Moon photographed in 2012 with a 6-inch Newtonian reflector telescope I built


When I once brought my eye to the eyepiece of a telescope and witnessed the moon, it was not science but wonder that held me transfixed. And this, too, would not be correct, for what I saw was not suspended in hallucination, nor a vacant staring; I was instead enlivened by sensation. Noticing things, specific and concrete, both expanded my wonder and began a list of observations which descend to science and its purposes. But the open-eyed shock of near disbelief – the witness of one’s own miraculous vision – remained for all my life a welcome, if infrequent, occurrence. Art excites it, yet art seems a secondary illustration taken of vision’s prime effect. It is like memory rather than the first instance of seeing.

Oddly, Copley has some of that optical effect in his airless colonial portraits, and Vermeer practically sits us down in a camera obscura. It is more due to optical accuracy that the state of wonder is engendered in us like this, and it is ironic for the hard observational work – the science – needed for such a simple accomplishment on the viewer’s behalf.

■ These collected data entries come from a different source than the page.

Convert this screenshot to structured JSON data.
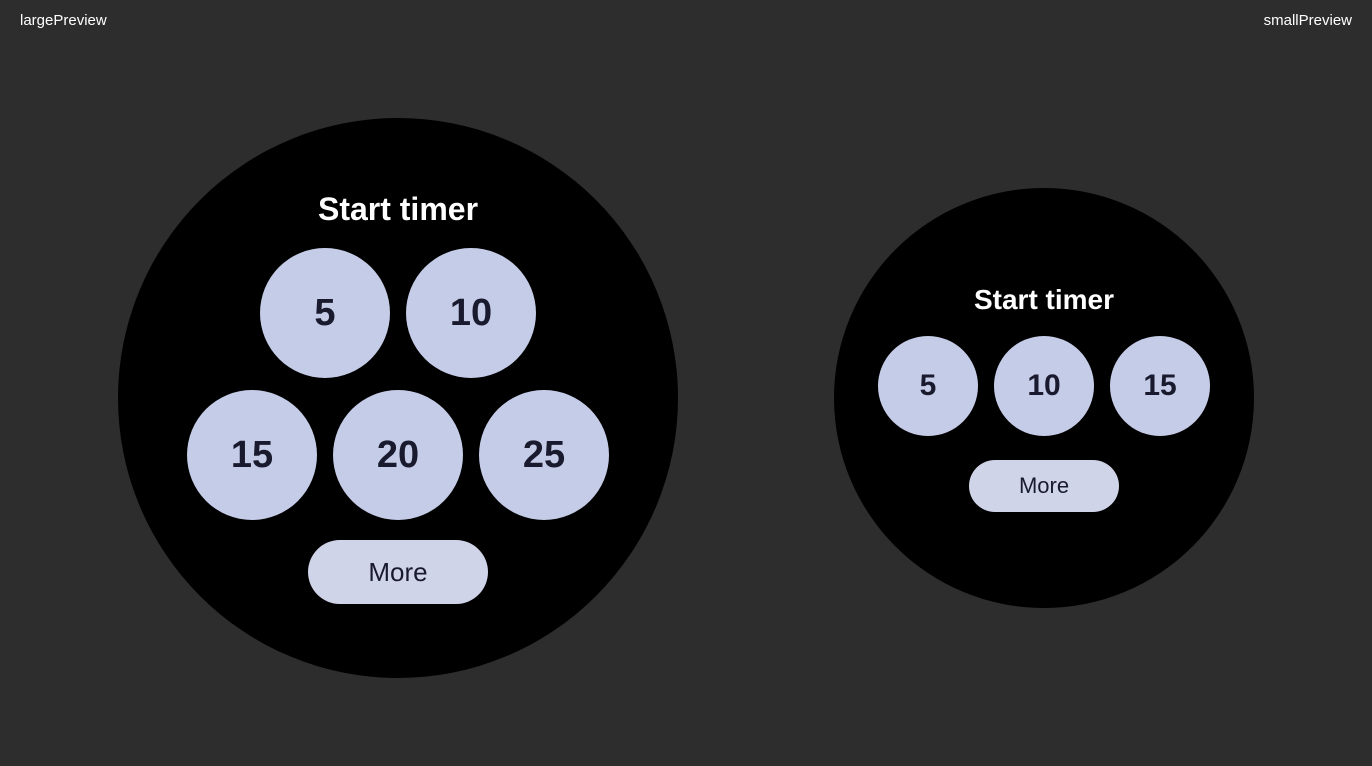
{
  "labels": {
    "large": "largePreview",
    "small": "smallPreview"
  },
  "large_preview": {
    "title": "Start timer",
    "row1": [
      "5",
      "10"
    ],
    "row2": [
      "15",
      "20",
      "25"
    ],
    "more": "More"
  },
  "small_preview": {
    "title": "Start timer",
    "row1": [
      "5",
      "10",
      "15"
    ],
    "more": "More"
  }
}
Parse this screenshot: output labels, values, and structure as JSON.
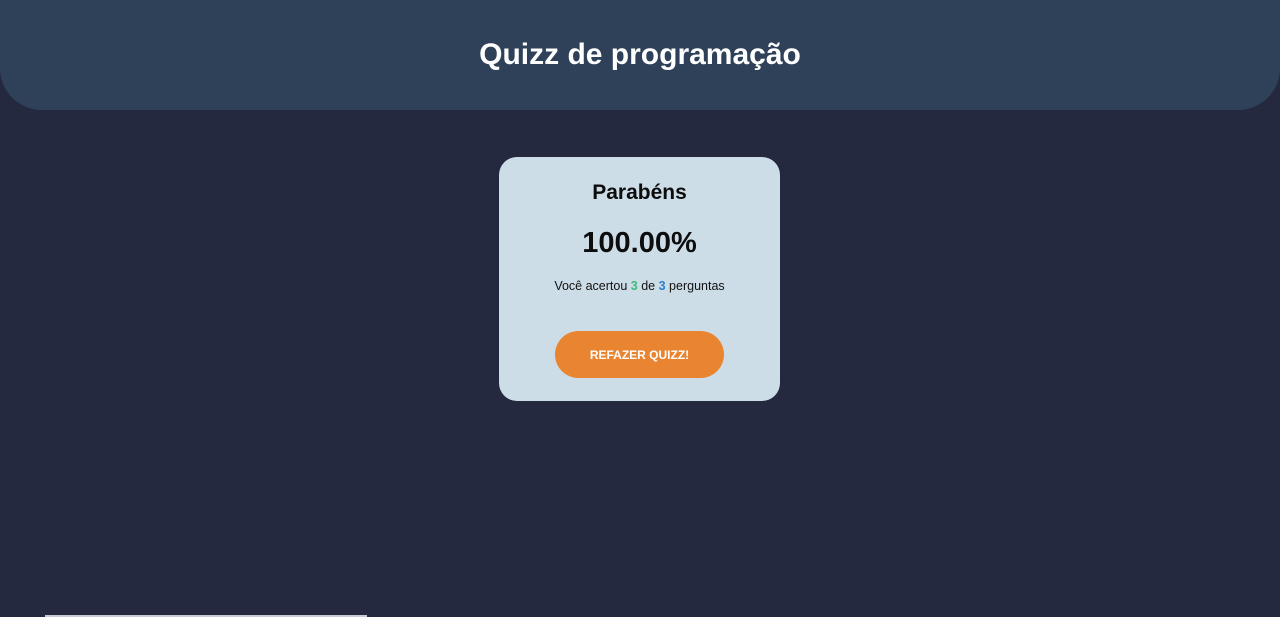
{
  "header": {
    "title": "Quizz de programação"
  },
  "result": {
    "title": "Parabéns",
    "score": "100.00%",
    "summary_prefix": "Você acertou",
    "correct": "3",
    "summary_middle": "de",
    "total": "3",
    "summary_suffix": "perguntas",
    "restart_label": "REFAZER QUIZZ!"
  },
  "colors": {
    "background": "#242940",
    "header": "#2e4159",
    "card": "#cddde8",
    "button": "#e98530",
    "correct": "#3dbb75",
    "total": "#2b7fd1"
  }
}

So the state of seeing passes through stages – the first being prized for its sensational magic, and succeeding observations resorting to noticings, then measurements, finally a dry correspondence like this, or some account book registration.

Who will reawaken in us this first light of an object’s existence in our consciousness? Who can re-create the poetry of the brand new experience? Or have we forever passed beyond the ability to be thrilled by a movie of an arriving train? Must we now have a story to include it in?

Yet, the train arriving still thrills us in person. No story is necessary. The visceral is enough, yet the more we record it, the less we have of it. When I again have brought my eye to the lense of the telescope, and see there the moon in its finery of gray and satin whites, its bombarded continents and gray dust oceans; when I thereon do gaze languid in my summer comfort, breathing air that is nowhere present on the moon; when I partake of wonder at the stony sphere out there and of myself below drawn up by fascination; then am I at the tip-toe of my life, alive with the wonder of the all in all.